It’s not enough for whites to have their lands taken away from them. Even our history and mythology, the imaginative spaces where we take refuge from the real, are to be robbed from us too.
Guy Ritchie’s recent King Arthur movie went pretty far in bringing diversity to the Arthurian myths. Arthur was a cockney geezer who learned to fight from Chinks and was mentored by a bunch of negroes, who later became his Round Table Voodoo Posse.
But Netflix, in its new Cursed series, has gone one better, offering an even more Woke take on Arthurian legend. Now even Arthur himself is “diverse,” played by Devon Terrell, an American half-breed, offspring of a negro father and Anglo-Indian Paki mother, known previously for his role as Barack Hussein Obama in Barry.
Devon Terrell has a simple message for anyone critical of his casting as the first black man to play Arthur in Cursed, the new Netflix re-imagining of the knight’s tale.
Emboldened by the Black Lives Matter movement, even joining in protest marches near his new Los Angeles home, Terrell is seizing his moment with all the power of Excalibur.
“If you can believe in a magical sword,” he tells The BINGE Guide, “you should be able to believe that a person of colour can play Arthur.”
Except we don’t believe in magic swords either.

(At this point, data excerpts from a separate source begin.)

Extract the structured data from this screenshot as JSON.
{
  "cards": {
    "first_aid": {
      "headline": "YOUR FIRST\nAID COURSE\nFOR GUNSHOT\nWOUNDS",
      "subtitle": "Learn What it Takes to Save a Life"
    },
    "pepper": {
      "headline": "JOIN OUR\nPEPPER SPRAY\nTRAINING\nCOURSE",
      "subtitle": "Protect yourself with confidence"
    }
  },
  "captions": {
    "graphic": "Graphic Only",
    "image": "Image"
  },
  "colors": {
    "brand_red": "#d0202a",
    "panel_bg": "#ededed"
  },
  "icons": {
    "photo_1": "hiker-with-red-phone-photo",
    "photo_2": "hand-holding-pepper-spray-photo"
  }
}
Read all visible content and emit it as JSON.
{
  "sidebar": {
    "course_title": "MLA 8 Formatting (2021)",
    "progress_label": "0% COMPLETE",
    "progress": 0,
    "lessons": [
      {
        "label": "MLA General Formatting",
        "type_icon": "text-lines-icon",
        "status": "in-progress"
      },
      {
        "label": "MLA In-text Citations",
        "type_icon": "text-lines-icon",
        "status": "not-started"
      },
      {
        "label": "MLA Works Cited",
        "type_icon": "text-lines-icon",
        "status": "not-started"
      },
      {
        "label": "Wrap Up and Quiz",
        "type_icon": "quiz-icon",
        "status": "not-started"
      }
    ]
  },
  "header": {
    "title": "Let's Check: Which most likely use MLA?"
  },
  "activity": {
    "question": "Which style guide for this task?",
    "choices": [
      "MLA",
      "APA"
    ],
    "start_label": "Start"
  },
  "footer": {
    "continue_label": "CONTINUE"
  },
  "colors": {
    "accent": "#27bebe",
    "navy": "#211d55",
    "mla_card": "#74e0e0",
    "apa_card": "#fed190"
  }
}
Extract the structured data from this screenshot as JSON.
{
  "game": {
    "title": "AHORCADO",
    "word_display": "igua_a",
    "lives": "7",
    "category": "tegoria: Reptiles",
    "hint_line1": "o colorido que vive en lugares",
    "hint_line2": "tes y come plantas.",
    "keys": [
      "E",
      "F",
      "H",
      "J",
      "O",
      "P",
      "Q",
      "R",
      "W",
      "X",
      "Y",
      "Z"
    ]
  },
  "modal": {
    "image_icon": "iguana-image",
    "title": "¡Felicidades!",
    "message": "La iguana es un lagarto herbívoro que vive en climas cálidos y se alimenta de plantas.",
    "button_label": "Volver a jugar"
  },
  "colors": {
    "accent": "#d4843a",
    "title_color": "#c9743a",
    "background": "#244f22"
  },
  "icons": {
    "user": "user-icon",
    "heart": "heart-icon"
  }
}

Not only is Arthur a negro; he is a negro mugger, a member of a gang of cut-throats and robbers.
Apart from the calculated desecration of European mythology, most of the standard Netflix script motifs are in there:
- Girlies engaging in hand-to-hand combat with men, and winning.
- Interracial relationships. (The chubby-faced main character, Nimue, gets cuddly with Kang Arfur).
- Intra-sexual relationships.
- Casual disparagement of Christianity. (The baddies are red-cloaked paladins, fanatic Christians who want to extirpate magic from the land.)
The cast is full of random Pakis, blacks and gooks. All the kindly, helpful characters are brown-skinned while the whites are all rigid fanatics, evil schemers, dysfunctional losers (Merlin is a drunk who has lost his magic) or members of a quasi-ethnic minority, the Fey.
The series was conceived by Frank Miller who, in the past, has shown a willingness to take a stand against political correctness. His comic series, and later movie, 300, evoked the prototypical conflict between White Civilization and Wogdom in its celebration of Spartan resistance to the Persian invasion of Greece. Later, his comments on Moslems attracted the usual charges of racism. Now, however, he seems to have capitulated to the Cult of Woke and “got his mind right.” Miller has a producer credit for the series so was presumably OK with this racial appropriation of white myth.
Cursed, like The Witcher, is another failed attempt to recreate the magic of Game of Thrones. Both add lavish lumps of vibrant seasoning to the usual fantasy recipe and both suffer accordingly. The Woke television producers forcing this drivel upon us should consider the possibility that part of what made Game of Thrones so successful was the spectacle of white people not yet afflicted by Diversity’s Curse.